Member of the Uttar Pradesh Legislative Assembly
- Incumbent
- Assumed office 2022
- Preceded by: Rajkumar Pal
- Constituency: Pratapgarh

Personal details
- Born: January 20, 1968 (age 57) Chilbila, Pratapgarh, Uttar Pradesh
- Political party: Bhartiya Janata Party
- Education: Bachelor of Arts (Awadh University)

= Rajendra Kumar Maurya =

Indian politician

Rajendra Kumar Maurya (born 20 January 1968) is an Indian politician from Uttar Pradesh. He is a member of Uttar Pradesh Legislative Assembly from Pratapgarh Assembly constituency in Pratapgarh district. He won the 2022 Uttar Pradesh Legislative Assembly election, as a candidate of Bhartiya Janata Party.
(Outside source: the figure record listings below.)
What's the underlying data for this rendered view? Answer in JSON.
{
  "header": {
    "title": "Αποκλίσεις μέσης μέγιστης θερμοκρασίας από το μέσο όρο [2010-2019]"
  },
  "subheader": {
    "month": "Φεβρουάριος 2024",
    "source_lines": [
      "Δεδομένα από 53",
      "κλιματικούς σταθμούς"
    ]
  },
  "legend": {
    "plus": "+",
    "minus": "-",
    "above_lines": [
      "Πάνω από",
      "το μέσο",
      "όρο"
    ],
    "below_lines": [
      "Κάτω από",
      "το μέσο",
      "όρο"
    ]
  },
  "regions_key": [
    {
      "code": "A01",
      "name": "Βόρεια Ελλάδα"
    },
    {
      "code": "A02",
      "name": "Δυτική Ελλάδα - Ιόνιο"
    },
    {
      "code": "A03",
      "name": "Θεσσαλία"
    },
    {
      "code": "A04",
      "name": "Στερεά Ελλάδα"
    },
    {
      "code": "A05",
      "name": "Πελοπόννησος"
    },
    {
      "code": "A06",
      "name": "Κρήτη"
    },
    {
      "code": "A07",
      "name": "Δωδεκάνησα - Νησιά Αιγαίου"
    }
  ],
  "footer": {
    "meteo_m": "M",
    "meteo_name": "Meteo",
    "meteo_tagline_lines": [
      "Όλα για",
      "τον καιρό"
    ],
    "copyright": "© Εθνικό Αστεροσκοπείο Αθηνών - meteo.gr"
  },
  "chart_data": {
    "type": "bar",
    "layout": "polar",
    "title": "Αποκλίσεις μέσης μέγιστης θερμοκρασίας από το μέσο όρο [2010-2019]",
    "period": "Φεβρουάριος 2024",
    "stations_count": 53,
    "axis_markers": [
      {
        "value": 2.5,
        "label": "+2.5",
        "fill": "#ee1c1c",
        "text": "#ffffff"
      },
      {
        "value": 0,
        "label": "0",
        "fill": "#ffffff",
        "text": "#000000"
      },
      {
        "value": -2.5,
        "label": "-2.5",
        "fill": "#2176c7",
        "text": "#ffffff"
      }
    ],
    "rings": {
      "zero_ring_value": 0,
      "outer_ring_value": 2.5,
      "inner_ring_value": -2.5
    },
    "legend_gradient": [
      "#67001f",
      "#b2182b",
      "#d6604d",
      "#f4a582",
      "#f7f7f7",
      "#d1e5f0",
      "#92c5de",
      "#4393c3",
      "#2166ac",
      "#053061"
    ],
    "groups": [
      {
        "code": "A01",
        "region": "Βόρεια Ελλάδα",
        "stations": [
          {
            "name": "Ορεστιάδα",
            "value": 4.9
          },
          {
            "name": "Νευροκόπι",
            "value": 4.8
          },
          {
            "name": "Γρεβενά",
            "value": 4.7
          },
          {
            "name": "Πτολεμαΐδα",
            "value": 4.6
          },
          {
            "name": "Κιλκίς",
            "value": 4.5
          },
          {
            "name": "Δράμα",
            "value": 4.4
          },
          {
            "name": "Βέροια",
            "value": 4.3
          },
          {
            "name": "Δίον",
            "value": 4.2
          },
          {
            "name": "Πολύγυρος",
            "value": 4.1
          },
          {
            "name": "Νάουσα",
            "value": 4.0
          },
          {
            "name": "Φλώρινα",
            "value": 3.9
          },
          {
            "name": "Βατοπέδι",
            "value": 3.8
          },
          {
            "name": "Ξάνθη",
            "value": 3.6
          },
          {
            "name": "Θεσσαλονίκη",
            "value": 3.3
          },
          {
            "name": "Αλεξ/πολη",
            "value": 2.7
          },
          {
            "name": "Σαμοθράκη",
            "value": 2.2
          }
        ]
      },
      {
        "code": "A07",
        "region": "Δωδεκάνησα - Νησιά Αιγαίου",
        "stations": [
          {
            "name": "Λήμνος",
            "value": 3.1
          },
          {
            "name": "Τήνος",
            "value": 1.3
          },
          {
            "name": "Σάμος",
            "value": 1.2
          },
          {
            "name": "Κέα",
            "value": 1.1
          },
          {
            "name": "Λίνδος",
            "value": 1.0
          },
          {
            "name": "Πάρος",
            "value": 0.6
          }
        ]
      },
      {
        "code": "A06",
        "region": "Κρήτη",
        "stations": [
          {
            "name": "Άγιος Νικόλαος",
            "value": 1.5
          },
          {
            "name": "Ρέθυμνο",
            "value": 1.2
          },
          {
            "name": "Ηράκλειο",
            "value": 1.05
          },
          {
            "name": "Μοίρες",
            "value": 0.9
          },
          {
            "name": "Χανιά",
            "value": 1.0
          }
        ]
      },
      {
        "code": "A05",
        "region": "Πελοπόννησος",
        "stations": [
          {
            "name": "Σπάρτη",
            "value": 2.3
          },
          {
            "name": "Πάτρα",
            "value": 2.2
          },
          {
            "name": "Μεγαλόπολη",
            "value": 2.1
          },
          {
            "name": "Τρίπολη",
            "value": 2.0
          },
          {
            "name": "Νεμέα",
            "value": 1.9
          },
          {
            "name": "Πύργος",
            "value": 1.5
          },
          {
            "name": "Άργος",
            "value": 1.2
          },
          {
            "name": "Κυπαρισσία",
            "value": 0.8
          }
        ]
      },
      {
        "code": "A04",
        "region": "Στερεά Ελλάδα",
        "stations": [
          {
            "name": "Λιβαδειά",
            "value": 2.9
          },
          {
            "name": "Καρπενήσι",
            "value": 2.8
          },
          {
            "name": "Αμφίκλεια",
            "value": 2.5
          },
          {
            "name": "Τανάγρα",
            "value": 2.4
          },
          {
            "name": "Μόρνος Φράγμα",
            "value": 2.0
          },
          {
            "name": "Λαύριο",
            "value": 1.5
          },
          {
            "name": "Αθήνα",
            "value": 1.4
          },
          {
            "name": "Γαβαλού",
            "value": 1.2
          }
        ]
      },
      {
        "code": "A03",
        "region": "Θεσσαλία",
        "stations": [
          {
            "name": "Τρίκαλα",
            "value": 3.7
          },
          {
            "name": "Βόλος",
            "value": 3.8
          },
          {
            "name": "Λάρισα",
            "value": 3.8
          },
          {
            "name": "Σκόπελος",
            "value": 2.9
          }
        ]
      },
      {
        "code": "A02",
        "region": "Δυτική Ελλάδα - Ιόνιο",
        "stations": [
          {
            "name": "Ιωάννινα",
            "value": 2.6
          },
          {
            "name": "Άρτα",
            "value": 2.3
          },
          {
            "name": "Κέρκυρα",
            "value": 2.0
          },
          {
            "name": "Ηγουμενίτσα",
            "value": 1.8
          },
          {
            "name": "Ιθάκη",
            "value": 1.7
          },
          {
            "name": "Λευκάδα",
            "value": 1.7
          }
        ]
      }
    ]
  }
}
== Early life and education ==
Maurya is born in Chilbila, Pratapgarh, Uttar Pradesh. He belongs to Murai caste. He is the son of late Ram Narayan Maurya. He completed his BA in 1987 at Awadh University, Faizabad.

== Career ==
Maurya won from Pratapgarh Assembly constituency representing Bharatiya Janata Party in the 2022 Uttar Pradesh Legislative Assembly election. He polled 89,762 votes and defeated his nearest rival, Krishna Patel of Apna Dal (Kamerawadi), by a margin of 25,063 votes.